Managing Hearing Impaired Employees

Hearing Impaired people encounter difficulty at work because their disability is not visible.

If you are dealing with H/I persons, ask them how you can make changes in the environment to make the work place better for them.

The communication gaps with H/I people are due to the following facts:

  • People assume that H/I people can hear and understand everything they are spoken to if they are wearing Hearing Aids. However, it should be understood that hearing aid picks up all types of noises, not just speech.
  • It is not easy for people who are not hearing impaired to understand the difficulties of H/I persons because it is an invisible ailment which we don't take seriously. If you really want to assess their needs, spend a day stuffing your ears with cotton and taping your mouth. Only then you can plan what aid H/I persons need to accomplish a job and how they could be effectively communicated.
  • If you are employing an H/I person, follow these guidelines. They can be your potential revenue earners.

    Guidelines for employers:

  • Patience is the key. Understand that communication is a delicate thing. You need to evolve how H/I person can be explained; getting annoyed is not the solution.
  • Don't start conversation before they are ready to listen to you.
  • Look directly at an H/I person as he/she will hear you by your sound and lip movements.
  • If you are using an Interpreter, ensure that the H/I person is well conversant with the sign language used by the Interpreter.
  • Use flashing light as alert mechanism rather than sound.
  • Use sms, chatting and e-mails. It is always better, even for normal people, to communicate in written mode than in spoken words.
  • Training at Work place:

    Training is a continuous process. Hearing Impaired persons need special care during training.
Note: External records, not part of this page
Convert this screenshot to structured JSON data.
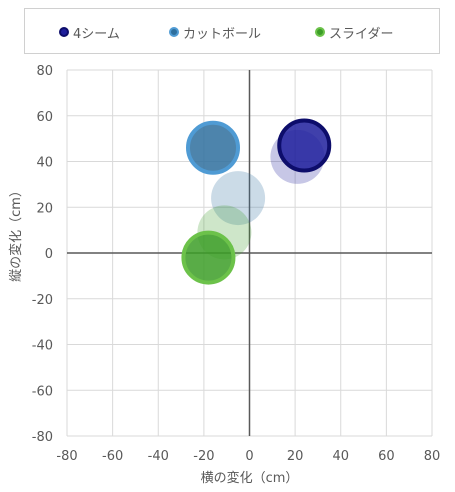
{
  "chart_data": {
    "type": "scatter",
    "xlabel": "横の変化（cm）",
    "ylabel": "縦の変化（cm）",
    "xlim": [
      -80,
      80
    ],
    "ylim": [
      -80,
      80
    ],
    "xticks": [
      "-80",
      "-60",
      "-40",
      "-20",
      "0",
      "20",
      "40",
      "60",
      "80"
    ],
    "yticks": [
      "80",
      "60",
      "40",
      "20",
      "0",
      "-20",
      "-40",
      "-60",
      "-80"
    ],
    "grid": true,
    "legend_position": "top",
    "series": [
      {
        "name": "4シーム",
        "color": "#1f1f9c",
        "points": [
          {
            "x": 24,
            "y": 47,
            "faded": false
          },
          {
            "x": 21,
            "y": 42,
            "faded": true
          }
        ]
      },
      {
        "name": "カットボール",
        "color": "#2e6f9e",
        "points": [
          {
            "x": -16,
            "y": 46,
            "faded": false
          },
          {
            "x": -5,
            "y": 24,
            "faded": true
          }
        ]
      },
      {
        "name": "スライダー",
        "color": "#3c9d27",
        "points": [
          {
            "x": -18,
            "y": -2,
            "faded": false
          },
          {
            "x": -11,
            "y": 9,
            "faded": true
          }
        ]
      }
    ]
  }
}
Following strategies need to be adopted:

  • Use circular seating arrangements. If that is not possible, front seats should be reserved for H/I persons and their interpreters.
  • Face the class while speaking. If an interpreter is present, make sure the trainee can see both the interpreter and the trainer.
  • If there is any interruption in the class, get the attention of H/I person before resuming the session.
  • Use Visual information frequently. Visual information is the primary means of communication. Films, diagram, graphs, cartoons or any other visual means are easily understood by H/I people. If charts, graph, pictures, etc. are used, describe the material and then show the training aid. This allows the learner to focus on one major stimulus at a time.
  • Be flexible. Allow an H/I student to work with audiovisual material independently and for a longer period of time. Ensure, don't assume – the trainer needs to ensure that H/I persons have understood, rather than assuming that they have understood and continuing with newer learning objects. Frequent evaluation is a key to successful learning.
  • Identify a suitable location for the instructor. Light source should be behind the learner. Trainer should not stand in front of a window or in a dark area as it makes speech hearing difficult.
  • Peers as helpers. The peer sitting next to the H/I may help him in following the correct page or in taking notes. The peer can also make carbon copy of the notes so that the H/I person will have his/her own notes and copy of the peer's notes.
  • Avoid difficult words: Trainers need to avoid using difficult words and instead should use simple words.
  • Preview course material: Whenever possible H/I persons should be allowed to preview the material and their basic doubts should be cleared.
  • Take care of fatigue: H/I persons may feel exhausted more easily than normal learners; their fatigue should not be considered as their disinterest. The fatigue may be due to continuous strain during learning.